The report quoted studies conducted since the South African trials showing that male circumcision is not correlated with lower HIV prevalence in some sub-Saharan populations but is correlated with increased transmission of HIV to women.
‘This new evidence warrants caution and further study before recommending circumcision campaigns. In addition, ethical considerations, informed consent issues, and possible increase in unsafe sexual practices from a sense of immunity without condoms must be weighed,’ it said.
Health officials in Malawi announced last year that, unlike its neighbours, it would not be adopting a policy of mass circumcision due to a lack of evidence. The chairman of the country’s National Aids Commission, Archbishop Bernard Malango, said no difference had been found in HIV infection rates between Muslim districts, where most men are circumcised, and Christian areas, where circumcision is not practised.
Critics have also warned complication rates have not been properly assessed. The original trials reported low levels of complications. But, as with other aspects of the study, these may not be replicable across Africa. Rates of surgery-related complications observed in three randomised controlled trials of male circumcision for HIV prevention were 1.7 percent in Kenya, 3.5 percent in South Africa, and 7.6 percent in Uganda.
Despite the controversy – and Malawi’s stance – Swaziland-style campaigns are taking place all over Africa. Gates has also funded circumcision drives in Kenya and Zambia, which held a Mr Male Circumcision contest last year and has a target of 80% of newsborn boys to be circumcised by 2020. Zimbabwe has recruited a reggae star to back its Be Smart Get Circumcised campaign.
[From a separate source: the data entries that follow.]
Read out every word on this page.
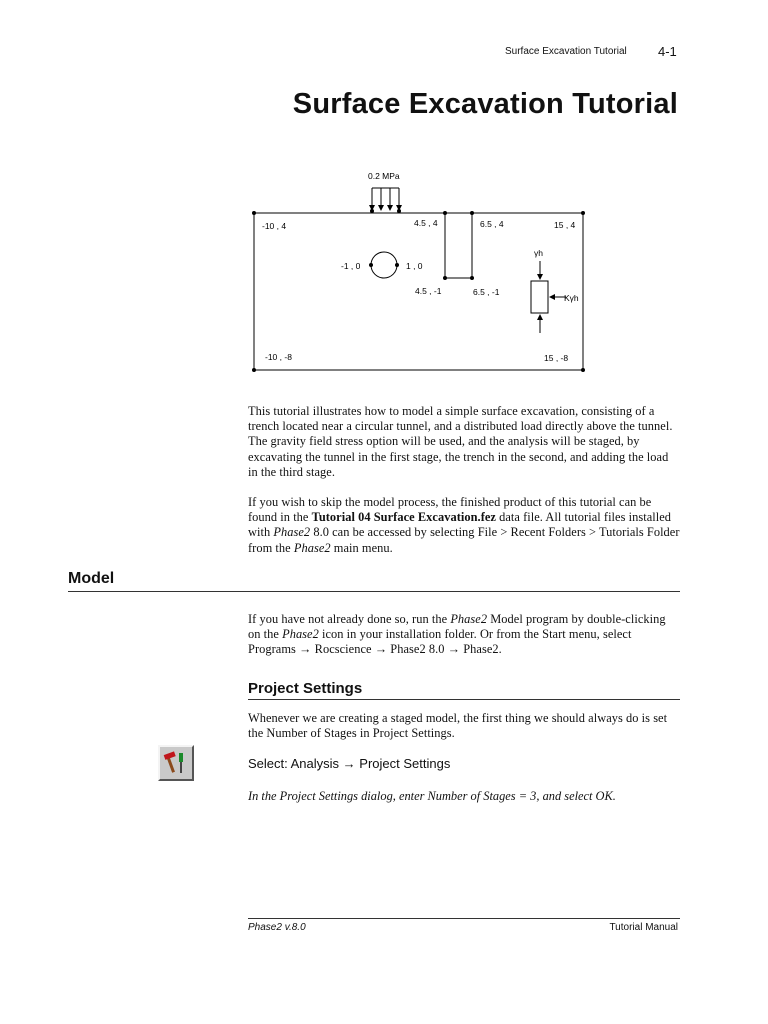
Surface Excavation Tutorial 4-1
Surface Excavation Tutorial
0.2 MPa
-10 , 4	4.5 , 4	6.5 , 4	15 , 4
-1 , 0	1 , 0
4.5 , -1	6.5 , -1
-10 , -8	15 , -8
γh
Kγh

This tutorial illustrates how to model a simple surface excavation, consisting of a trench located near a circular tunnel, and a distributed load directly above the tunnel. The gravity field stress option will be used, and the analysis will be staged, by excavating the tunnel in the first stage, the trench in the second, and adding the load in the third stage.

If you wish to skip the model process, the finished product of this tutorial can be found in the Tutorial 04 Surface Excavation.fez data file. All tutorial files installed with Phase2 8.0 can be accessed by selecting File > Recent Folders > Tutorials Folder from the Phase2 main menu.

Model
If you have not already done so, run the Phase2 Model program by double-clicking on the Phase2 icon in your installation folder. Or from the Start menu, select Programs → Rocscience → Phase2 8.0 → Phase2.
Project Settings
Whenever we are creating a staged model, the first thing we should always do is set the Number of Stages in Project Settings.
Select: Analysis → Project Settings
In the Project Settings dialog, enter Number of Stages = 3, and select OK.
Phase2 v.8.0	Tutorial Manual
Botswana wants 80 % of its adult males circumcised in 5 years. Rwanda is aiming to circumcise two million men by 2013; Tanzania is targeting 2.8 million. If the same rates of surgery-related complications found in Uganda afflicted Tanzania, over 200,000 men would have problems.
A commentator in Malawi is now asking whether its officials’ public statements on circumcision had anything to do with the country failing to qualify for a Global Fund grant for HIV in 2012. Malawi’s application for ‘Round 10′ funding had included plans for mass circumcision, contradicting the officials’ statements.
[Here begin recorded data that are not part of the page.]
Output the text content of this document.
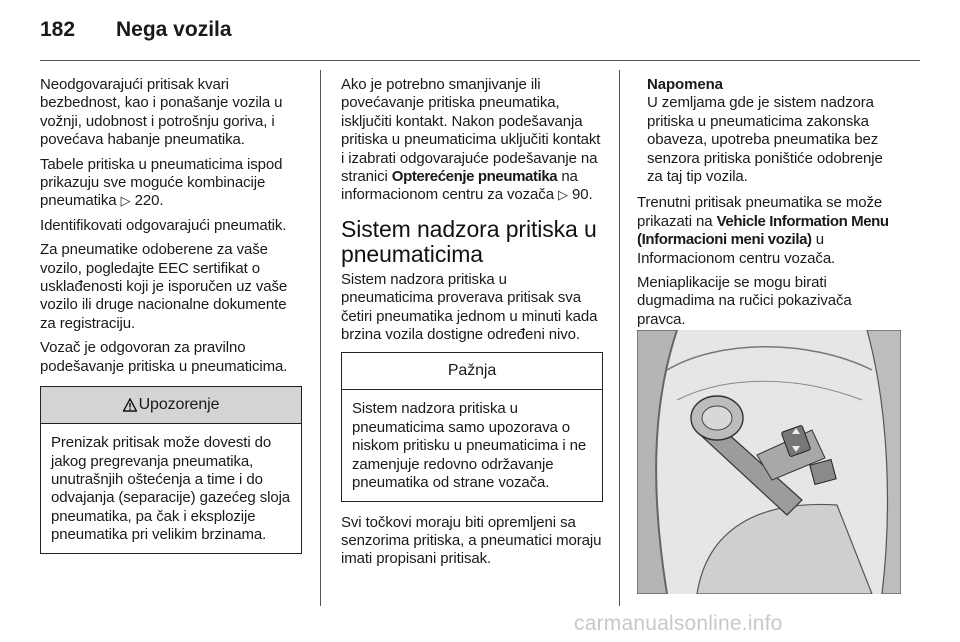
182	Nega vozila

Neodgovarajući pritisak kvari bezbednost, kao i ponašanje vozila u vožnji, udobnost i potrošnju goriva, i povećava habanje pneumatika.

Tabele pritiska u pneumaticima ispod prikazuju sve moguće kombinacije pneumatika ▷ 220.

Identifikovati odgovarajući pneumatik.

Za pneumatike odoberene za vaše vozilo, pogledajte EEC sertifikat o usklađenosti koji je isporučen uz vaše vozilo ili druge nacionalne dokumente za registraciju.

Vozač je odgovoran za pravilno podešavanje pritiska u pneumaticima.

Upozorenje
Prenizak pritisak može dovesti do jakog pregrevanja pneumatika, unutrašnjih oštećenja a time i do odvajanja (separacije) gazećeg sloja pneumatika, pa čak i eksplozije pneumatika pri velikim brzinama.

Ako je potrebno smanjivanje ili povećavanje pritiska pneumatika, isključiti kontakt. Nakon podešavanja pritiska u pneumaticima uključiti kontakt i izabrati odgovarajuće podešavanje na stranici Opterećenje pneumatika na informacionom centru za vozača ▷ 90.

Sistem nadzora pritiska u pneumaticima

Sistem nadzora pritiska u pneumaticima proverava pritisak sva četiri pneumatika jednom u minuti kada brzina vozila dostigne određeni nivo.

Pažnja
Sistem nadzora pritiska u pneumaticima samo upozorava o niskom pritisku u pneumaticima i ne zamenjuje redovno održavanje pneumatika od strane vozača.

Svi točkovi moraju biti opremljeni sa senzorima pritiska, a pneumatici moraju imati propisani pritisak.

Napomena
U zemljama gde je sistem nadzora pritiska u pneumaticima zakonska obaveza, upotreba pneumatika bez senzora pritiska poništiće odobrenje za taj tip vozila.

Trenutni pritisak pneumatika se može prikazati na Vehicle Information Menu (Informacioni meni vozila) u Informacionom centru vozača.

Meniaplikacije se mogu birati dugmadima na ručici pokazivača pravca.

carmanualsonline.info
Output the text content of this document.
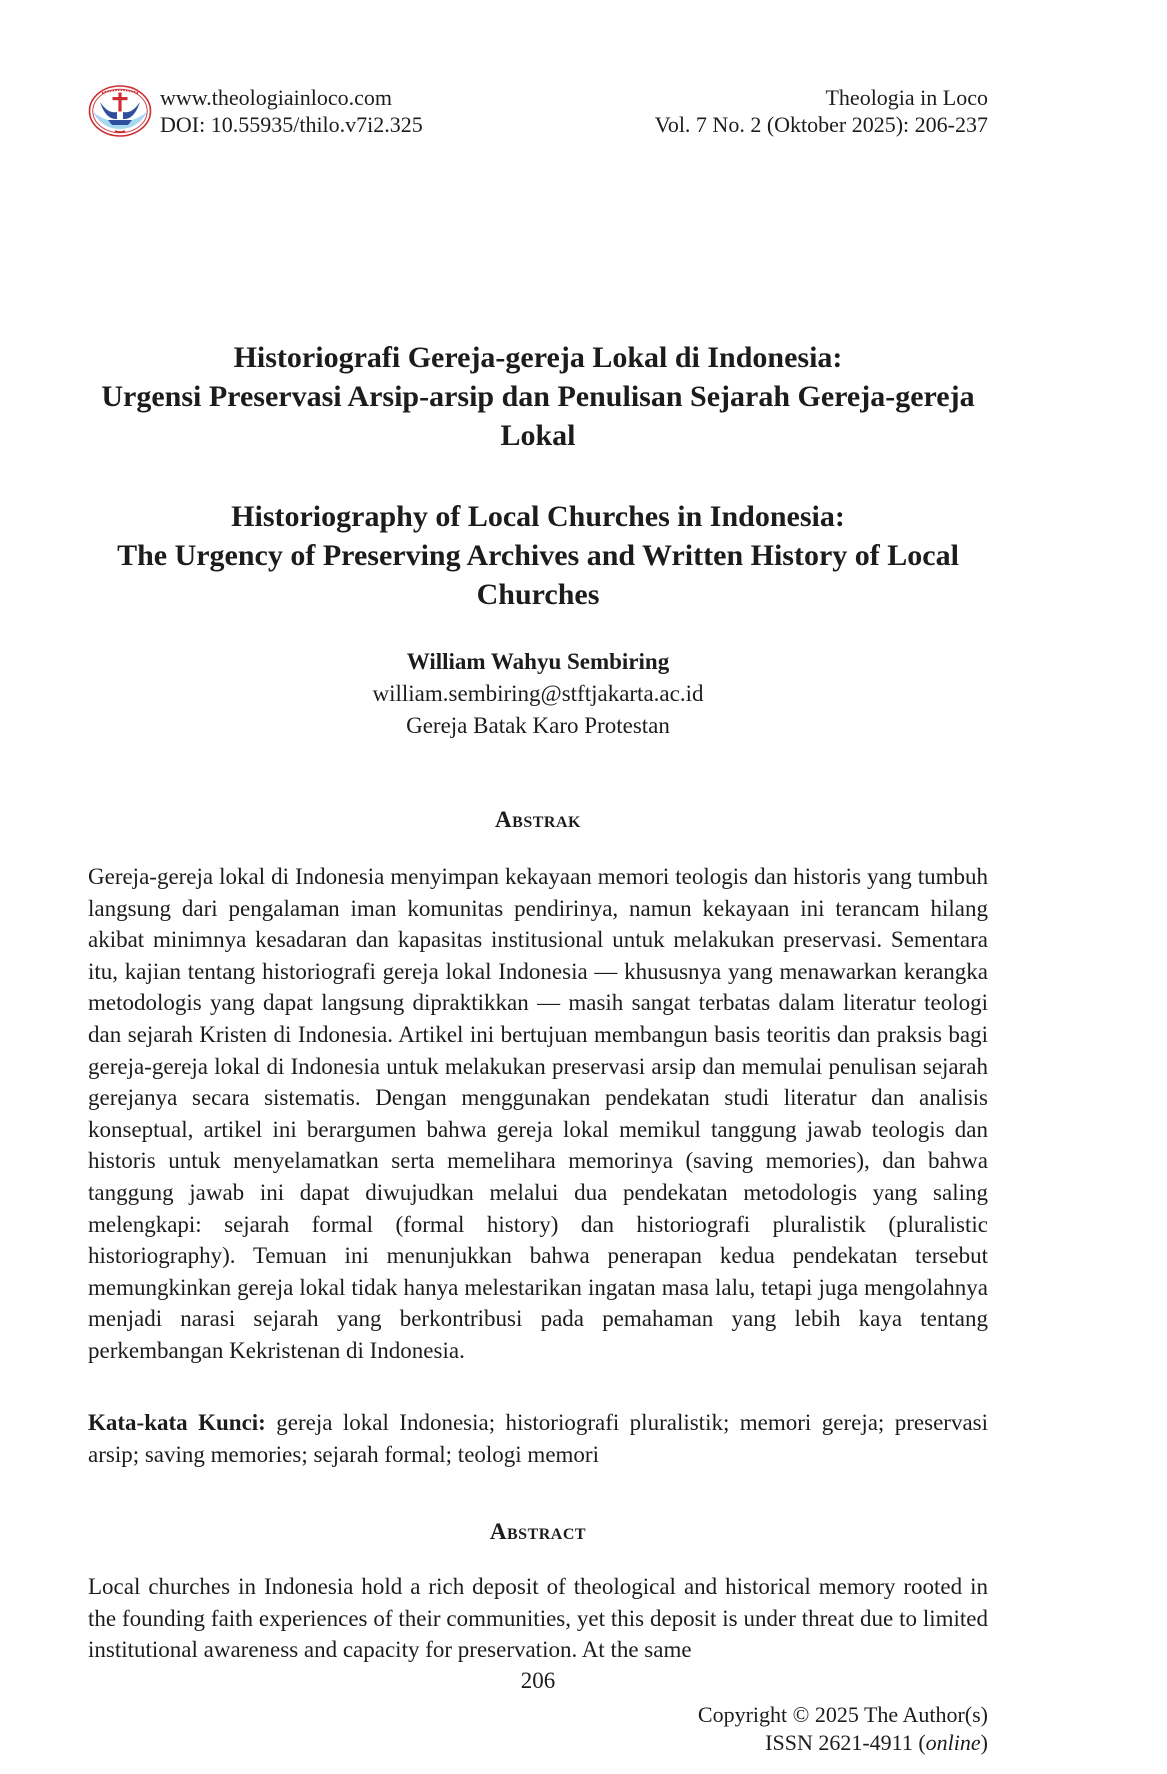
www.theologiainloco.com
DOI: 10.55935/thilo.v7i2.325
Theologia in Loco
Vol. 7 No. 2 (Oktober 2025): 206-237
Historiografi Gereja-gereja Lokal di Indonesia:
Urgensi Preservasi Arsip-arsip dan Penulisan Sejarah Gereja-gereja Lokal
Historiography of Local Churches in Indonesia:
The Urgency of Preserving Archives and Written History of Local Churches
William Wahyu Sembiring
william.sembiring@stftjakarta.ac.id
Gereja Batak Karo Protestan
Abstrak

Gereja-gereja lokal di Indonesia menyimpan kekayaan memori teologis dan historis yang tumbuh langsung dari pengalaman iman komunitas pendirinya, namun kekayaan ini terancam hilang akibat minimnya kesadaran dan kapasitas institusional untuk melakukan preservasi. Sementara itu, kajian tentang historiografi gereja lokal Indonesia — khususnya yang menawarkan kerangka metodologis yang dapat langsung dipraktikkan — masih sangat terbatas dalam literatur teologi dan sejarah Kristen di Indonesia. Artikel ini bertujuan membangun basis teoritis dan praksis bagi gereja-gereja lokal di Indonesia untuk melakukan preservasi arsip dan memulai penulisan sejarah gerejanya secara sistematis. Dengan menggunakan pendekatan studi literatur dan analisis konseptual, artikel ini berargumen bahwa gereja lokal memikul tanggung jawab teologis dan historis untuk menyelamatkan serta memelihara memorinya (saving memories), dan bahwa tanggung jawab ini dapat diwujudkan melalui dua pendekatan metodologis yang saling melengkapi: sejarah formal (formal history) dan historiografi pluralistik (pluralistic historiography). Temuan ini menunjukkan bahwa penerapan kedua pendekatan tersebut memungkinkan gereja lokal tidak hanya melestarikan ingatan masa lalu, tetapi juga mengolahnya menjadi narasi sejarah yang berkontribusi pada pemahaman yang lebih kaya tentang perkembangan Kekristenan di Indonesia.

Kata-kata Kunci: gereja lokal Indonesia; historiografi pluralistik; memori gereja; preservasi arsip; saving memories; sejarah formal; teologi memori

Abstract

Local churches in Indonesia hold a rich deposit of theological and historical memory rooted in the founding faith experiences of their communities, yet this deposit is under threat due to limited institutional awareness and capacity for preservation. At the same

206
Copyright © 2025 The Author(s)
ISSN 2621-4911 (online)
Meanwhile in San Francisco the man behind the proposed vote, Lloyd Schofield, says his group is likely to appeal. If he succeeds, Africa’s circumcision programmes – and their wealthy backers – are likely to come under even closer scrutiny.
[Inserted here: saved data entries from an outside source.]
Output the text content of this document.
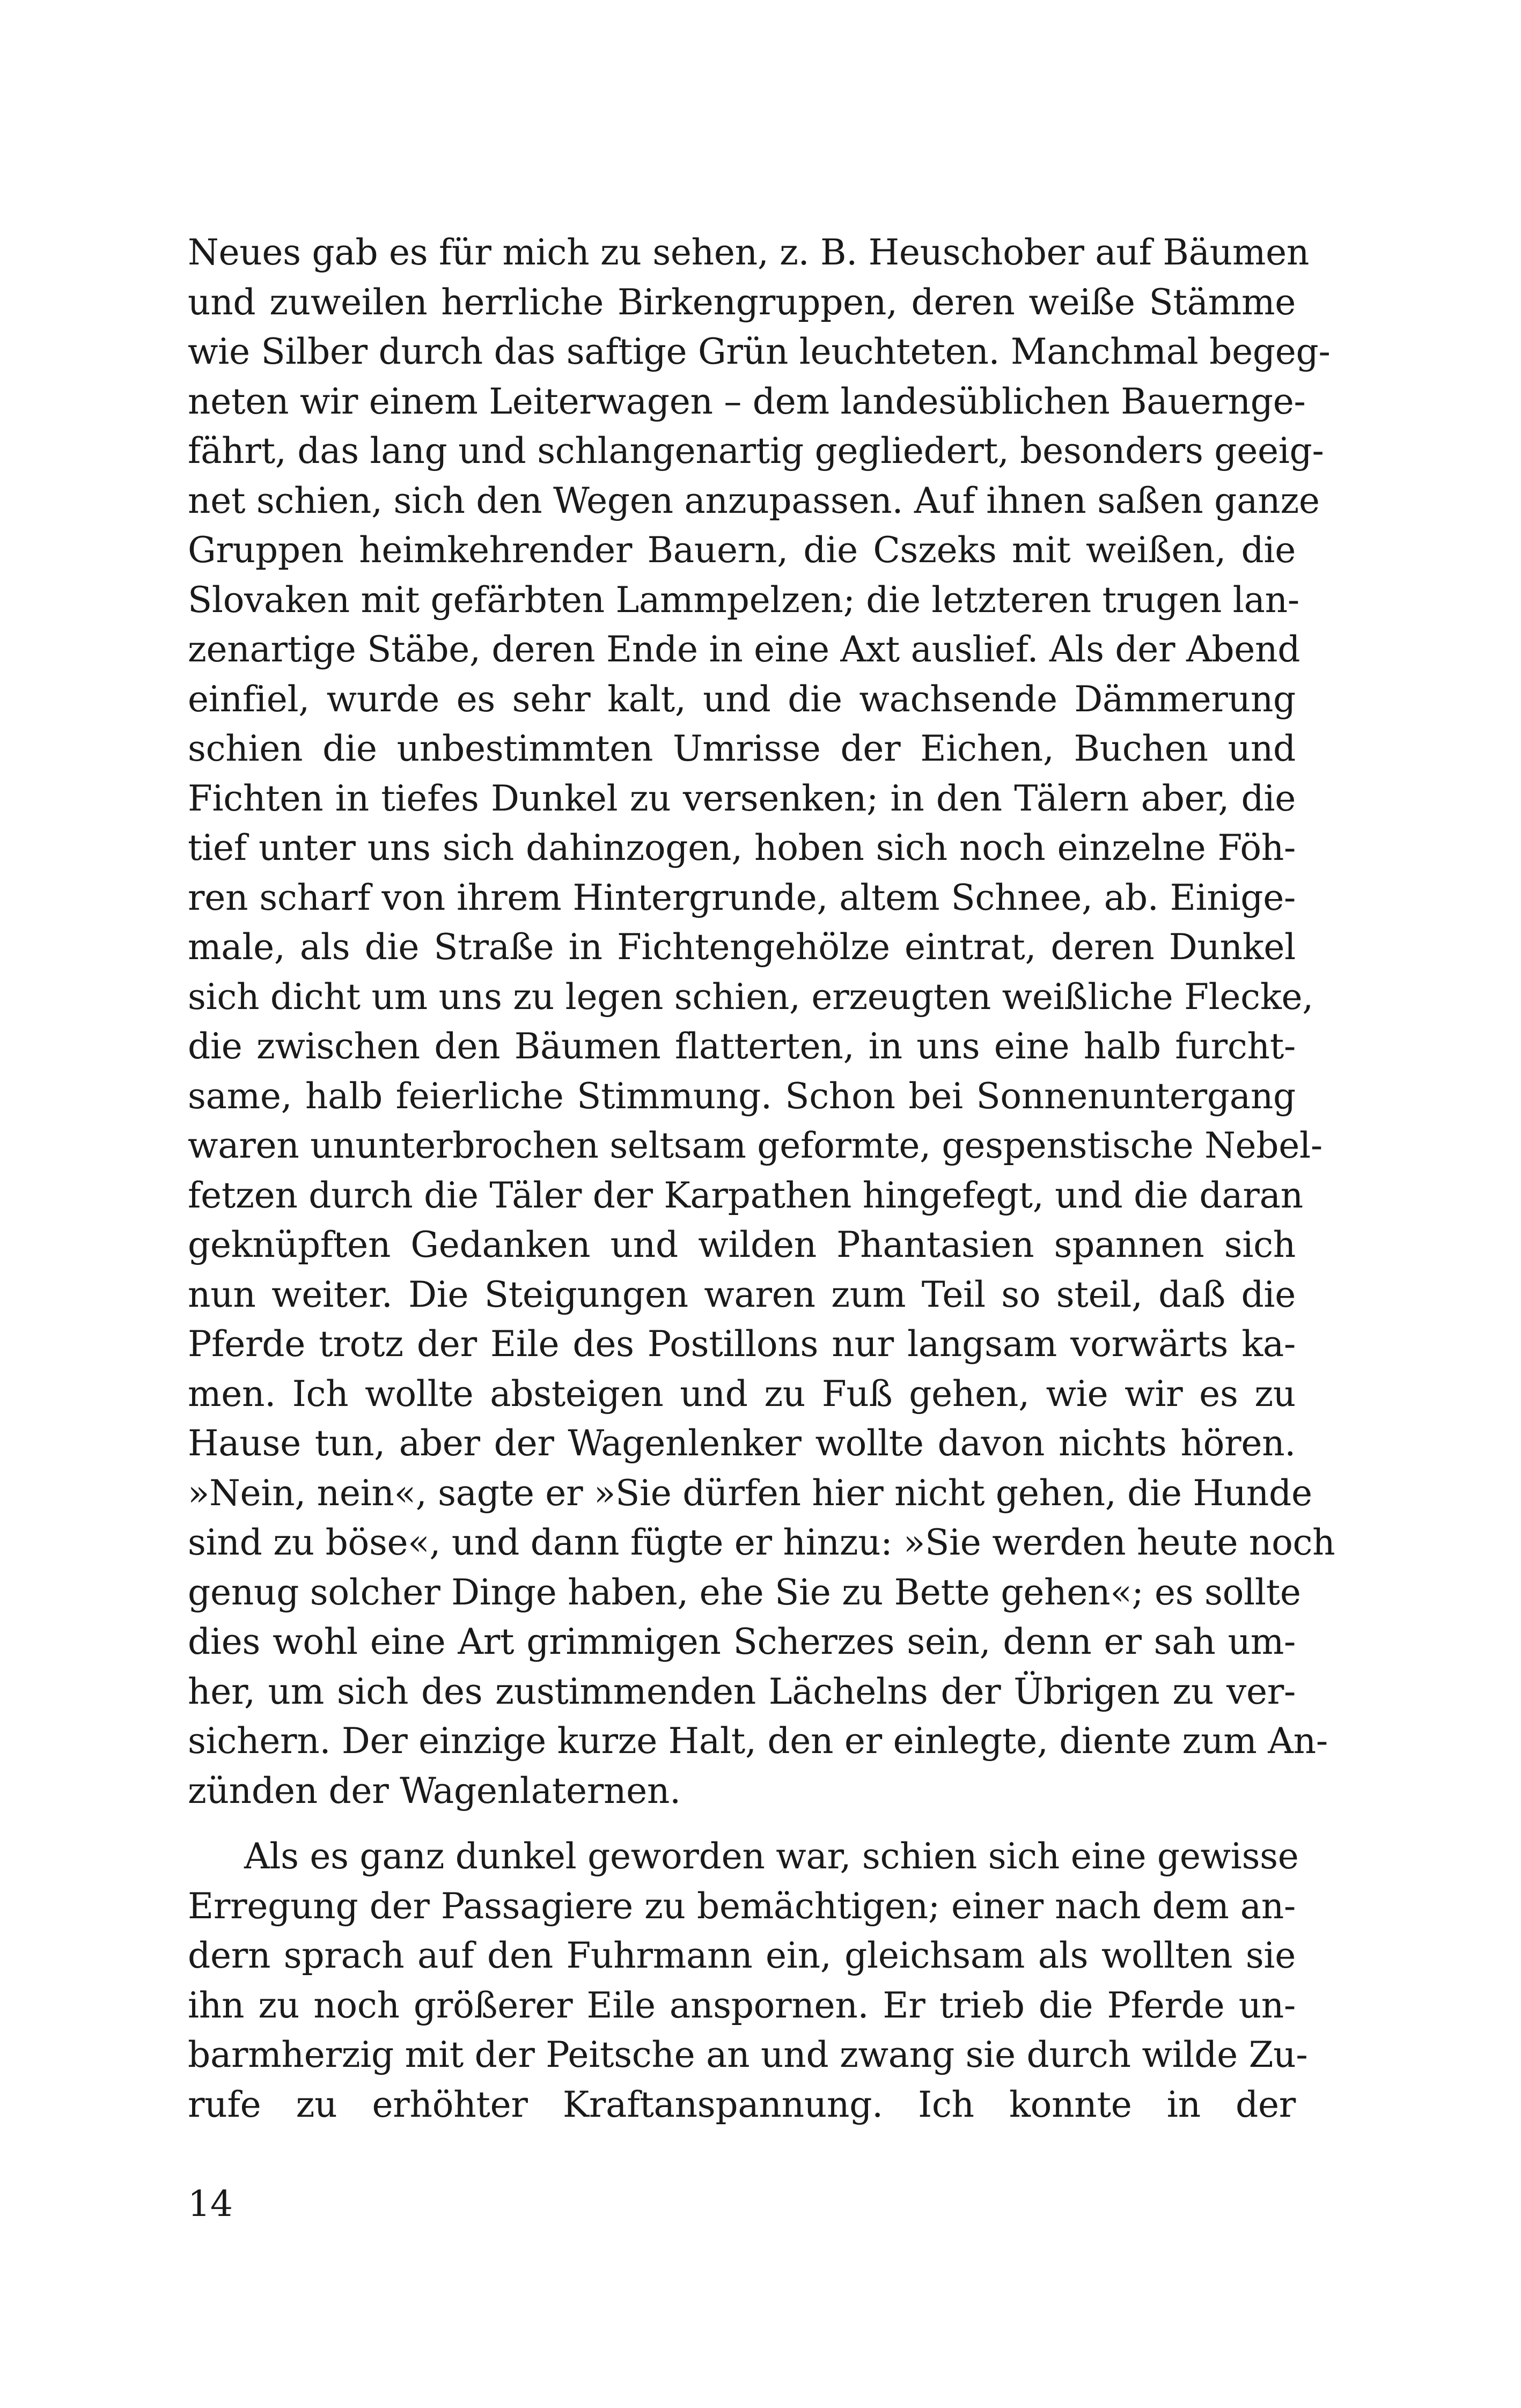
Neues gab es für mich zu sehen, z. B. Heuschober auf Bäumen
und zuweilen herrliche Birkengruppen, deren weiße Stämme
wie Silber durch das saftige Grün leuchteten. Manchmal begeg-
neten wir einem Leiterwagen – dem landesüblichen Bauernge-
fährt, das lang und schlangenartig gegliedert, besonders geeig-
net schien, sich den Wegen anzupassen. Auf ihnen saßen ganze
Gruppen heimkehrender Bauern, die Cszeks mit weißen, die
Slovaken mit gefärbten Lammpelzen; die letzteren trugen lan-
zenartige Stäbe, deren Ende in eine Axt auslief. Als der Abend
einfiel, wurde es sehr kalt, und die wachsende Dämmerung
schien die unbestimmten Umrisse der Eichen, Buchen und
Fichten in tiefes Dunkel zu versenken; in den Tälern aber, die
tief unter uns sich dahinzogen, hoben sich noch einzelne Föh-
ren scharf von ihrem Hintergrunde, altem Schnee, ab. Einige-
male, als die Straße in Fichtengehölze eintrat, deren Dunkel
sich dicht um uns zu legen schien, erzeugten weißliche Flecke,
die zwischen den Bäumen flatterten, in uns eine halb furcht-
same, halb feierliche Stimmung. Schon bei Sonnenuntergang
waren ununterbrochen seltsam geformte, gespenstische Nebel-
fetzen durch die Täler der Karpathen hingefegt, und die daran
geknüpften Gedanken und wilden Phantasien spannen sich
nun weiter. Die Steigungen waren zum Teil so steil, daß die
Pferde trotz der Eile des Postillons nur langsam vorwärts ka-
men. Ich wollte absteigen und zu Fuß gehen, wie wir es zu
Hause tun, aber der Wagenlenker wollte davon nichts hören.
»Nein, nein«, sagte er »Sie dürfen hier nicht gehen, die Hunde
sind zu böse«, und dann fügte er hinzu: »Sie werden heute noch
genug solcher Dinge haben, ehe Sie zu Bette gehen«; es sollte
dies wohl eine Art grimmigen Scherzes sein, denn er sah um-
her, um sich des zustimmenden Lächelns der Übrigen zu ver-
sichern. Der einzige kurze Halt, den er einlegte, diente zum An-
zünden der Wagenlaternen.
Als es ganz dunkel geworden war, schien sich eine gewisse
Erregung der Passagiere zu bemächtigen; einer nach dem an-
dern sprach auf den Fuhrmann ein, gleichsam als wollten sie
ihn zu noch größerer Eile anspornen. Er trieb die Pferde un-
barmherzig mit der Peitsche an und zwang sie durch wilde Zu-
rufe zu erhöhter Kraftanspannung. Ich konnte in der
14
Neither will Norm-UK be supporting the African campaigns, despite the latest research from Orange Farm. Activist Stuart Worthington points to a 2005 study which showed a link between female circumcision and lower HIV rates.
‘Even if there were twenty such studies all showing statistically significant protection from a minor form of female cutting, there’s no way that any form of female circumcision would ever be promoted. Why the double standard?’
The HIV and sexual health charity, The Terrence Higgins Trust, also sounds a note of warning. Jason Warriner, governance director at the Trust, said: “In the UK there’s no evidence that circumcision reduces HIV prevalence amongst gay men. Condoms are the most effective way to prevent HIV infection.”